Graduate School

The University of Mississippi

Samyak Shertok Wins UM 3MT Competition

Samyak Shertok presents his thesis, “In the Year of the Earth: Notes from the Epicenter,” at the Three Minute Thesis competition at UM. Photo by Robert Jordan

By Nathan Towery

Every year, the University of Mississippi hosts a Three Minute Thesis, or 3MT, competition. The competition consists of two rounds, during which graduate students are given three minutes to present an overview of their thesis or dissertation. The individual winner from UM goes on to compete at the Conference of Southern Graduate Schools (CSGS) competition.

This year’s individual winner is Samyak Shertok, a M.F.A. candidate in poetry, whose thesis is titled “In the Year of the Earth: Notes from the Epicenter.”

Shertok’s thesis is a collection of poems centered around the 7.8 magnitude earthquake that shook Nepal, his homeland, and killed nearly 9,000 people on April 25, 2015.

“At the time, I was working as a visiting poet at the Mayo Clinic. Three days a week I’d visit the palliative-unit patients and write poems for them as lyric medicine,” Shertok said.

Through his work at the Mayo Clinic, Shertok has seen firsthand the healing power of words. Therapists around the world are beginning to use poetry as an effective tool in coping with mental illness.

“No wonder the word ‘therapy’ comes from the Greek word ‘therapeia,’ which means to nurse through song, dance, poetry and drama,” Shertok said.

He started the project “Healing Through Poetry: Nepal Earthquake Relief,” based on the idea that “if words can hurt us, they can also heal us.” In 2016, he visited Nepal to use the power of words firsthand. He visited the devastated areas and spoke with survivors, for whom he then wrote poems.

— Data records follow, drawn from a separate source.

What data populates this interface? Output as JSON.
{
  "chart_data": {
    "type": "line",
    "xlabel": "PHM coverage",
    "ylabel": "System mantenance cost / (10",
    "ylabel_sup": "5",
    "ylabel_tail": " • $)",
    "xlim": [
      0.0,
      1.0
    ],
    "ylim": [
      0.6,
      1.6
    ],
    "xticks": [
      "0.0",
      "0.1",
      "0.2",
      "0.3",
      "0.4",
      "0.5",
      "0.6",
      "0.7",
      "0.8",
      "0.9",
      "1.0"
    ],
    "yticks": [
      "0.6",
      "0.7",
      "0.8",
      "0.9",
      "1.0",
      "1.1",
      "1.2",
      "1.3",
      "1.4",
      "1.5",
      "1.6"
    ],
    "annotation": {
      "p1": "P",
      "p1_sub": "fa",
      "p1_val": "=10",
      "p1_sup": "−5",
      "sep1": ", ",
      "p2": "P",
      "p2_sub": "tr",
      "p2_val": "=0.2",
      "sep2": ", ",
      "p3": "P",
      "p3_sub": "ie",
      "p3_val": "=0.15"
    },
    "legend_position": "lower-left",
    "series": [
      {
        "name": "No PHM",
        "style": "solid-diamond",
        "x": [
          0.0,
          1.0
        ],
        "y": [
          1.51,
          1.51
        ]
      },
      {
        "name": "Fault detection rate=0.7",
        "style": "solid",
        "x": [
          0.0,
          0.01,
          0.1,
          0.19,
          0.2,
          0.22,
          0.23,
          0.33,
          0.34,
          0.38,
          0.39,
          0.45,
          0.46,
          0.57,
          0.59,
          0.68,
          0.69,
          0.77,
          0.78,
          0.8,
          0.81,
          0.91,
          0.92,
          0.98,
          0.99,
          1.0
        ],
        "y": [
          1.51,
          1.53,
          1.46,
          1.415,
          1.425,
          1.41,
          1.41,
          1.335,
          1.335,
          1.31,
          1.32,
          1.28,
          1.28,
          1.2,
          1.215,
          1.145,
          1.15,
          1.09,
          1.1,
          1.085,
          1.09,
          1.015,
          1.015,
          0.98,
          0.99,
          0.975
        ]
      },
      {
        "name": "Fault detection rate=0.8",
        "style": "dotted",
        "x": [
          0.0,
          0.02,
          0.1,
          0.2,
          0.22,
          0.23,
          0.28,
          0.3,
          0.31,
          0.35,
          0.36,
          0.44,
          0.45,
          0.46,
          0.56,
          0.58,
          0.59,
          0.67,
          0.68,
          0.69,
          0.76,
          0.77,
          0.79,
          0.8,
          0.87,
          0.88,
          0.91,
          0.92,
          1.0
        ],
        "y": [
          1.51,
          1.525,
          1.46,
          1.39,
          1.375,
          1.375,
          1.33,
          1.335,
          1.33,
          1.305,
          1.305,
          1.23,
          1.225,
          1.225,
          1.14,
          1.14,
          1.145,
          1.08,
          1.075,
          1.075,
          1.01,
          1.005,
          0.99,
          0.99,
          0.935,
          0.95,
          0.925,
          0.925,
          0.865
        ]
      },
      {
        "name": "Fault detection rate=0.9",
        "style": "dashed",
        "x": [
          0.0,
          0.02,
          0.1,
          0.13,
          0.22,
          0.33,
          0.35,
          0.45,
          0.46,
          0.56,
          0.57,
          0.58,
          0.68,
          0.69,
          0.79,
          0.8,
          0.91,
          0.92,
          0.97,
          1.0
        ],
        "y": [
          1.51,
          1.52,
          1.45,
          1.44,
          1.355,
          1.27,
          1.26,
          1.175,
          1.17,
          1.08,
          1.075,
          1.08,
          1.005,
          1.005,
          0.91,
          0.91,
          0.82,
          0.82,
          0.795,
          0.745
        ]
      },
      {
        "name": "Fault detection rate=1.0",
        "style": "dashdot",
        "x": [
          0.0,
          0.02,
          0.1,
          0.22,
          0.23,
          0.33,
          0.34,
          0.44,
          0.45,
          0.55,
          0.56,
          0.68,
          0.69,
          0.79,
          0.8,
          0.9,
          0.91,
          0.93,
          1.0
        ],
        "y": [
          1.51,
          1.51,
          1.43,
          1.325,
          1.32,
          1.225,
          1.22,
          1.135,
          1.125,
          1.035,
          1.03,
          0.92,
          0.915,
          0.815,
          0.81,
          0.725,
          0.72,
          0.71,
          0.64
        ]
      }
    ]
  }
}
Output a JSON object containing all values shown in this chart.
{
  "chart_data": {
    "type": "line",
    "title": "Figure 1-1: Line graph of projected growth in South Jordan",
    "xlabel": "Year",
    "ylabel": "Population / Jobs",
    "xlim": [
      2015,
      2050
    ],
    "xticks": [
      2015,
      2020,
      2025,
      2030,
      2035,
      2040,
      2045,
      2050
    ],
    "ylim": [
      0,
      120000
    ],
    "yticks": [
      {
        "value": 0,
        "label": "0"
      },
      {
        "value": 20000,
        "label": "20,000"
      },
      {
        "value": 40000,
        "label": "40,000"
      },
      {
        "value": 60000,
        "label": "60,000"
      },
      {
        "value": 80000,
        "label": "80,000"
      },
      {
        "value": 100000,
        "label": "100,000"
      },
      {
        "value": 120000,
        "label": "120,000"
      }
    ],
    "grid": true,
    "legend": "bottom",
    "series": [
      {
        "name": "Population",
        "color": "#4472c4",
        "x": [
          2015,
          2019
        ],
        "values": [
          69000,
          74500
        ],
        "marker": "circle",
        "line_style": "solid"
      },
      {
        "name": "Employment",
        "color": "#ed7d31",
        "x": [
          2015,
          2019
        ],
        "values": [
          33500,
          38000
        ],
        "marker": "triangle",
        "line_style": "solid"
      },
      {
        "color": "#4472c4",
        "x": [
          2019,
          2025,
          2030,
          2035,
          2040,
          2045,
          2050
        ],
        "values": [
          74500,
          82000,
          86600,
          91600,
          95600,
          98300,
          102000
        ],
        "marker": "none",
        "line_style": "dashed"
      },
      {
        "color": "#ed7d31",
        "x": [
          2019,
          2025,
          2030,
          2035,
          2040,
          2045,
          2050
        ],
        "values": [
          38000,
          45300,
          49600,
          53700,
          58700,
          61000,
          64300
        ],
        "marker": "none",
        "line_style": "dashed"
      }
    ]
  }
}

His thesis and collection of poems were born from his 2016 visit to Nepal.

“These poems are love letters from a son to his motherland, who could only watch from afar as his home got decimated,” Shertok said. “Through these love notes, I’m trying to say, ‘Dear Himalayas, I won’t be able to bring back your sons and daughters, but I can write a song that will remember them. In this song, they are still breathing. In this song, you can almost touch their hands.’”

Shertok will go on to compete at the CSGS competition in Fayetteville, Arkansas, in February. Jessica Heppard, the previous representative for UM, told him to “take it easy and to not let it get over (his) head.” Shertok will use these words as sound advice as he prepares for the next level of competition.

Upon graduation, Shertok plans to create a book-length collection of his poems. He said he is interested in recognizing his poetry as witness.

“‘Witness’ as in learning to see each other, learning to hold each other a little longer,” he said.